Warren F. Beck
Research
Ultrafast Spectroscopy: Photosynthesis and Nanomaterials
(Research Description PDF)
The Beck group uses femtosecond two-dimensional electronic spectroscopy (2DES) to study photophysical and photochemical processes in photosynthesis and in nanomaterials. 2DES makes it possible to detect pathways of energy transfer and to determine the mechanisms that mediate them, including quantum coherence. Our aim is to determine the structural principles that can be used to design and optimize materials to capture solar energy for conversion to electricity or fuels.
In one project, we are investigating how carotenoids function in light harvesting and photoprotection mechanisms in photosynthesis. We have focused on the peridinin–chlorophyll a protein (PCP), a light-harvesting protein from marine dinoflagellates that incorporates a ketocarotenoid, peridinin, as its main light-absorbing chromophore. PCP represents an important example of a system in which the energy transfer function is optimized by the protein environment and by chemical modification of the active chromophore. Further, collective excitation of the peridinin–chlorophyll cluster of chromophores is essential to proper function. Energy absorbed in the mid-visible part of the solar spectrum by peridinin is transferred efficiently to chlorophyll a on the <10 fs timescale via a quantum coherent mechanism.

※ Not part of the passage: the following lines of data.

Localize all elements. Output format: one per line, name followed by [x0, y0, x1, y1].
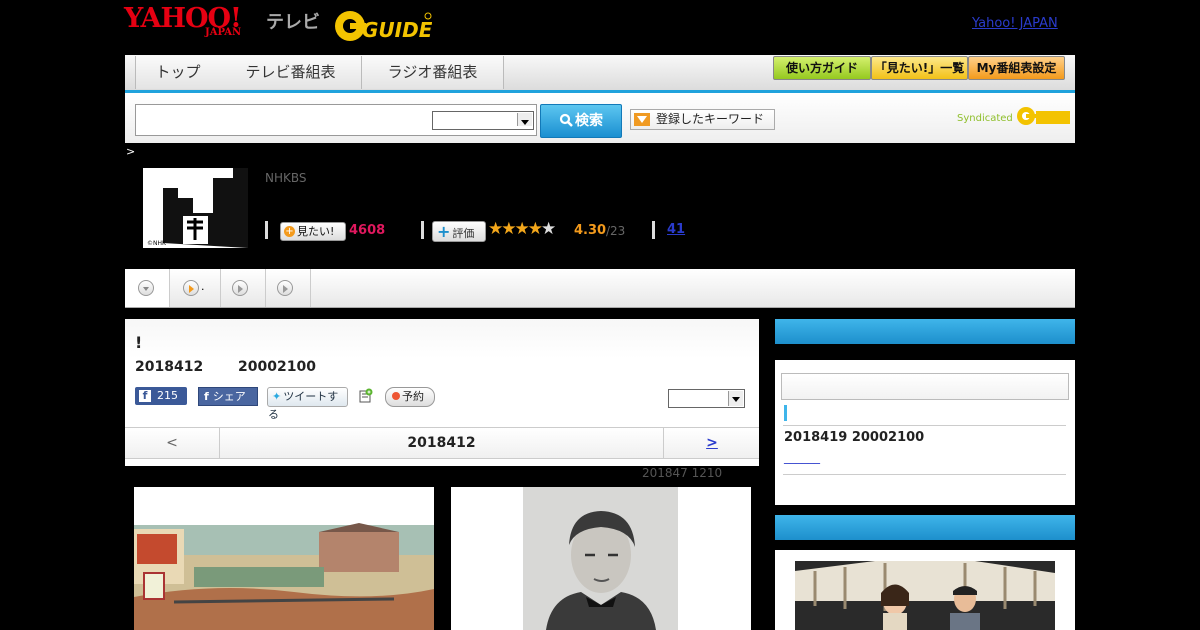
star-icon: ★ — [541, 219, 556, 239]
thumbnail-copyright: ©NHK — [147, 240, 167, 247]
want-to-watch-button[interactable]: + 見たい! — [280, 222, 346, 241]
add-bookmark-icon[interactable] — [357, 388, 373, 404]
stats-divider — [265, 221, 268, 239]
program-options-select[interactable] — [668, 389, 745, 408]
tab-reviews[interactable] — [221, 269, 266, 307]
rate-button[interactable]: + 評価 — [432, 221, 486, 242]
tv-logo-text[interactable]: テレビ — [266, 8, 320, 34]
twitter-bird-icon: ✦ — [272, 390, 282, 403]
search-icon — [559, 113, 573, 127]
stats-divider — [652, 221, 655, 239]
stats-divider — [421, 221, 424, 239]
program-tabs: . — [125, 269, 1075, 308]
how-to-guide-button[interactable]: 使い方ガイド — [773, 56, 871, 80]
program-thumbnail: ©NHK — [143, 168, 248, 248]
sidebar-accent-bar — [784, 405, 787, 421]
main-nav: トップ テレビ番組表 ラジオ番組表 使い方ガイド 「見たい!」一覧 My番組表設… — [125, 55, 1075, 93]
reserve-button[interactable]: 予約 — [385, 387, 435, 407]
channel-name: NHKBS — [265, 171, 307, 185]
breadcrumb[interactable]: > — [126, 145, 135, 158]
chevron-down-icon — [138, 280, 154, 296]
review-count-link[interactable]: 41 — [667, 222, 685, 237]
tab-related[interactable] — [266, 269, 311, 307]
date-navigation: < 2018412 > — [125, 427, 759, 459]
program-photo-2[interactable] — [451, 487, 751, 630]
nav-tab-tv-schedule[interactable]: テレビ番組表 — [220, 56, 362, 89]
sidebar-subheader — [775, 344, 1075, 360]
featured-photo[interactable] — [795, 561, 1055, 630]
my-schedule-settings-button[interactable]: My番組表設定 — [968, 56, 1065, 80]
plus-icon: + — [284, 226, 295, 237]
tweet-button[interactable]: ✦ ツイートする — [267, 387, 348, 421]
want-count: 4608 — [349, 223, 386, 238]
chevron-down-icon — [517, 113, 532, 126]
sidebar-box — [781, 373, 1069, 400]
airing-time: 20002100 — [238, 359, 316, 375]
syndicated-label: Syndicated — [957, 113, 1013, 124]
divider — [783, 425, 1066, 426]
reserve-label: 予約 — [402, 390, 424, 403]
current-date: 2018412 — [407, 435, 476, 451]
play-icon — [232, 280, 248, 296]
nav-tab-top[interactable]: トップ — [135, 56, 221, 89]
tab-episodes[interactable]: . — [170, 269, 221, 307]
star-icon: ★ — [514, 219, 530, 239]
facebook-like-button[interactable]: f 215 — [135, 387, 187, 405]
program-photo-1[interactable] — [134, 487, 434, 630]
sidebar-subheader — [775, 540, 1075, 550]
facebook-icon: f — [204, 390, 209, 403]
search-button[interactable]: 検索 — [540, 104, 622, 138]
rating-count: /23 — [606, 224, 626, 238]
yahoo-japan-link[interactable]: Yahoo! JAPAN — [972, 16, 1058, 31]
registered-keywords-label: 登録したキーワード — [656, 112, 765, 126]
gguide-logo-text: GUIDE — [362, 18, 432, 42]
tab-overview[interactable] — [125, 269, 170, 307]
tab-episodes-label: . — [201, 280, 205, 293]
facebook-share-label: シェア — [212, 390, 246, 403]
star-icon: ★ — [501, 219, 516, 239]
record-icon — [392, 392, 400, 400]
search-bar: 検索 登録したキーワード Syndicated — [125, 93, 1075, 143]
rating-value: 4.30 — [574, 223, 607, 238]
program-detail-panel: ! 2018412 20002100 f 215 f シェア ✦ ツイートする 予約 … — [125, 319, 759, 466]
sidebar-featured — [775, 515, 1075, 630]
airing-date: 2018412 — [135, 359, 204, 375]
chevron-down-icon — [728, 391, 743, 406]
program-title: ! — [135, 333, 143, 352]
want-list-button[interactable]: 「見たい!」一覧 — [871, 56, 968, 80]
yahoo-japan-logo-text: JAPAN — [205, 27, 242, 38]
gguide-logo[interactable]: GUIDE — [334, 6, 433, 42]
search-genre-select[interactable] — [432, 111, 534, 130]
plus-icon: + — [437, 222, 451, 241]
rating-label: 評価 — [452, 227, 475, 240]
next-date-button[interactable]: > — [663, 428, 760, 458]
dropdown-arrow-icon — [634, 113, 650, 126]
search-button-label: 検索 — [575, 113, 603, 129]
play-icon — [183, 280, 199, 296]
sidebar-next-airing: 2018419 20002100 ______ — [775, 319, 1075, 505]
sidebar-header — [775, 515, 1075, 540]
syndicated-gguide-logo: Syndicated — [957, 105, 1072, 130]
divider — [783, 474, 1066, 475]
star-icon: ★ — [488, 219, 503, 239]
facebook-icon: f — [139, 390, 151, 402]
play-icon — [277, 280, 293, 296]
prev-date-button[interactable]: < — [125, 428, 220, 458]
updated-note: 201847 1210 — [642, 466, 723, 480]
star-icon: ★ — [527, 219, 543, 239]
nav-tab-radio-schedule[interactable]: ラジオ番組表 — [362, 56, 504, 89]
next-airing-link[interactable]: ______ — [784, 450, 820, 464]
rating-stars: ★★★★★ — [488, 219, 556, 239]
next-airing-datetime: 2018419 20002100 — [784, 430, 925, 445]
sidebar-header — [775, 319, 1075, 344]
facebook-like-count: 215 — [157, 389, 178, 402]
want-label: 見たい! — [297, 225, 335, 238]
facebook-share-button[interactable]: f シェア — [198, 387, 258, 406]
registered-keywords-button[interactable]: 登録したキーワード — [630, 109, 775, 130]
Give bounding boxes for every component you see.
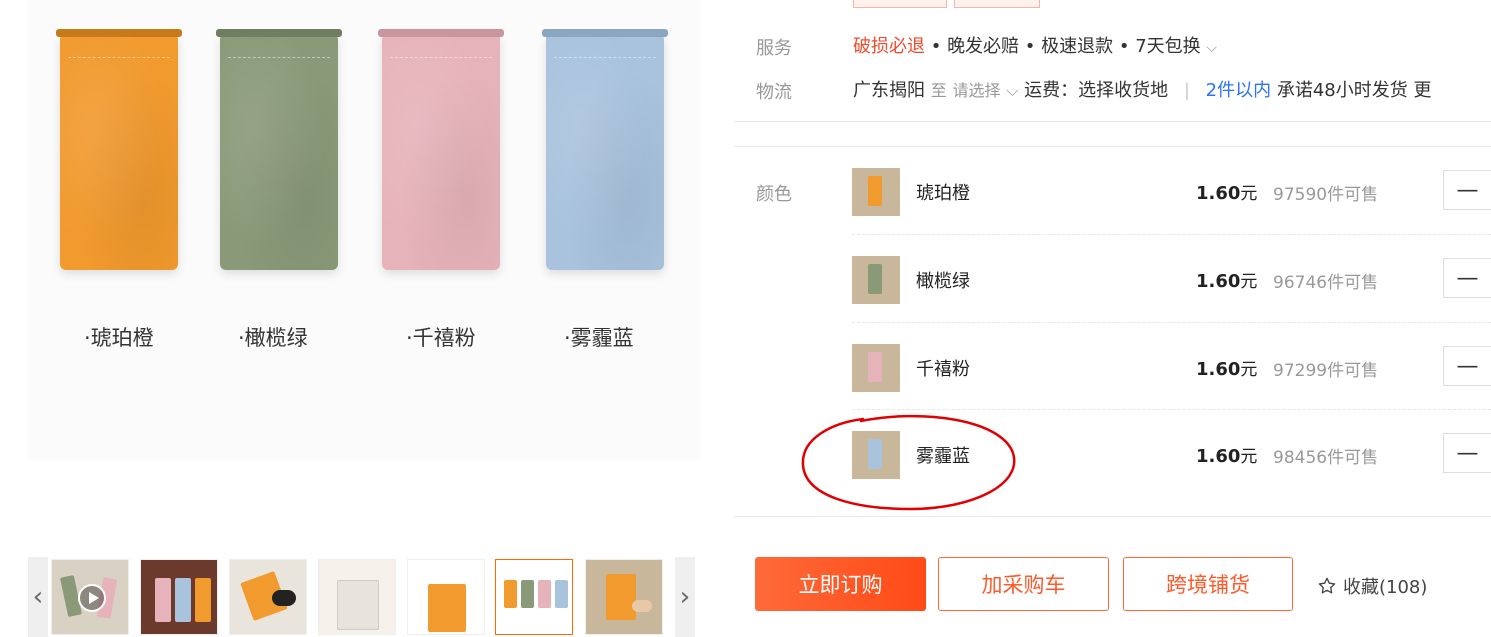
color-label: 颜色 (756, 184, 792, 205)
thumbnail-3[interactable] (229, 559, 307, 635)
sku-stock: 98456件可售 (1273, 448, 1379, 468)
thumbnail-2[interactable] (140, 559, 218, 635)
sku-stock: 97590件可售 (1273, 185, 1379, 205)
sku-thumbnail[interactable] (852, 344, 900, 392)
cross-border-button[interactable]: 跨境铺货 (1123, 557, 1293, 611)
sku-name: 橄榄绿 (916, 271, 970, 292)
divider (734, 516, 1491, 517)
chevron-down-icon[interactable]: ⌵ (1006, 81, 1018, 100)
pouch-olive-green (216, 29, 342, 270)
image-label-olive: ·橄榄绿 (238, 326, 308, 350)
thumbnail-5[interactable] (407, 559, 485, 635)
sku-thumbnail[interactable] (852, 168, 900, 216)
favorite-button[interactable]: 收藏(108) (1317, 573, 1427, 599)
thumbnail-strip: ‹ › (28, 557, 698, 637)
more-text: 更 (1413, 80, 1432, 101)
shipping-fee: 运费：选择收货地 (1024, 80, 1169, 101)
quantity-minus-button[interactable]: — (1443, 433, 1491, 473)
destination-select[interactable]: 请选择 (952, 81, 1000, 100)
service-item: 晚发必赔 (947, 36, 1020, 57)
thumb-prev-button[interactable]: ‹ (28, 557, 48, 637)
top-tag-2 (954, 0, 1040, 8)
sku-row-olive: 橄榄绿 1.60元 96746件可售 — (852, 234, 1491, 322)
quantity-minus-button[interactable]: — (1443, 258, 1491, 298)
ship-origin: 广东揭阳 (853, 80, 925, 101)
pouch-haze-blue (542, 29, 668, 270)
sku-row-blue: 雾霾蓝 1.60元 98456件可售 — (852, 409, 1491, 497)
quantity-minus-button[interactable]: — (1443, 346, 1491, 386)
service-label: 服务 (756, 38, 792, 59)
main-product-image[interactable]: ·琥珀橙 ·橄榄绿 ·千禧粉 ·雾霾蓝 (28, 0, 700, 460)
sku-name: 雾霾蓝 (916, 446, 970, 467)
thumbnail-6-selected[interactable] (495, 559, 573, 635)
service-item: 破损必退 (853, 36, 925, 57)
buy-now-button[interactable]: 立即订购 (755, 557, 926, 611)
pouch-amber-orange (56, 29, 182, 270)
sku-thumbnail[interactable] (852, 431, 900, 479)
sku-price: 1.60元 (1196, 183, 1258, 204)
sku-price: 1.60元 (1196, 271, 1258, 292)
thumbnail-4[interactable] (318, 559, 396, 635)
favorite-label: 收藏(108) (1343, 577, 1428, 598)
sku-price: 1.60元 (1196, 446, 1258, 467)
service-item: 7天包换 (1135, 36, 1201, 57)
service-guarantees[interactable]: 破损必退 • 晚发必赔 • 极速退款 • 7天包换 ⌵ (853, 32, 1217, 58)
ship-promise: 承诺48小时发货 (1276, 80, 1408, 101)
sku-name: 千禧粉 (916, 359, 970, 380)
product-gallery: ·琥珀橙 ·橄榄绿 ·千禧粉 ·雾霾蓝 ‹ › (0, 0, 710, 637)
chevron-right-icon: › (679, 582, 691, 612)
sku-row-pink: 千禧粉 1.60元 97299件可售 — (852, 322, 1491, 410)
sku-row-amber: 琥珀橙 1.60元 97590件可售 — (852, 147, 1491, 234)
logistics-row: 广东揭阳 至 请选择 ⌵ 运费：选择收货地 | 2件以内 承诺48小时发货 更 (853, 80, 1432, 101)
sku-name: 琥珀橙 (916, 183, 970, 204)
image-label-blue: ·雾霾蓝 (564, 326, 634, 350)
sku-thumbnail[interactable] (852, 256, 900, 304)
thumb-next-button[interactable]: › (675, 557, 695, 637)
pouch-millennial-pink (378, 29, 504, 270)
thumbnail-7[interactable] (585, 559, 663, 635)
chevron-left-icon: ‹ (32, 582, 44, 612)
chevron-down-icon[interactable]: ⌵ (1206, 40, 1217, 56)
play-icon (78, 584, 106, 612)
image-label-amber: ·琥珀橙 (84, 326, 154, 350)
quantity-range-link[interactable]: 2件以内 (1206, 80, 1271, 101)
sku-stock: 96746件可售 (1273, 273, 1379, 293)
service-item: 极速退款 (1041, 36, 1114, 57)
top-tag-1 (853, 0, 947, 8)
thumbnail-video[interactable] (51, 559, 129, 635)
sku-price: 1.60元 (1196, 359, 1258, 380)
product-detail-panel: 服务 破损必退 • 晚发必赔 • 极速退款 • 7天包换 ⌵ 物流 广东揭阳 至… (734, 0, 1491, 637)
image-label-pink: ·千禧粉 (406, 326, 476, 350)
divider (734, 121, 1491, 122)
sku-stock: 97299件可售 (1273, 361, 1379, 381)
star-icon (1318, 577, 1336, 594)
quantity-minus-button[interactable]: — (1443, 170, 1491, 210)
logistics-label: 物流 (756, 82, 792, 103)
add-to-cart-button[interactable]: 加采购车 (938, 557, 1109, 611)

In a collaboration with Professor Cheryl Kerfeld (MSU–DOE PRL and LBNL), we are studying the photochemistry and structural dynamics associated with the photoactivation of the orange carotenoid protein (OCP) from cyanobacteria. OCP uses another ketocarotenoid, 3'-hydroxyechinenone (3hECN), as a light sensor and as a quencher of excited states in the cyanobacterial phycobilisome. We are also interested in the mechanism with which OCP serves as a quencher of singlet oxygen, a reactive oxygen species that is produced as a byproduct in photosynthesis by recombination of charge-separated states in the photosystem II reaction center. Here the ability of OCP to stabilize low-lying triplet states of 3hECN is likely to be very important.
Lastly, we are using 2DES as an important new probe of photoexcited states in semiconductor quantum dots. Our initial focus is on vibronic excitons and coherent energy transfer processes. By tuning the mixing of the vibrational modes of surface capping ligands with the core electronic states of the quantum dot, we can control the quantum yield and lifetime of charge-separated states. This work will find important applications in photovoltaic cells and light-emitting devices.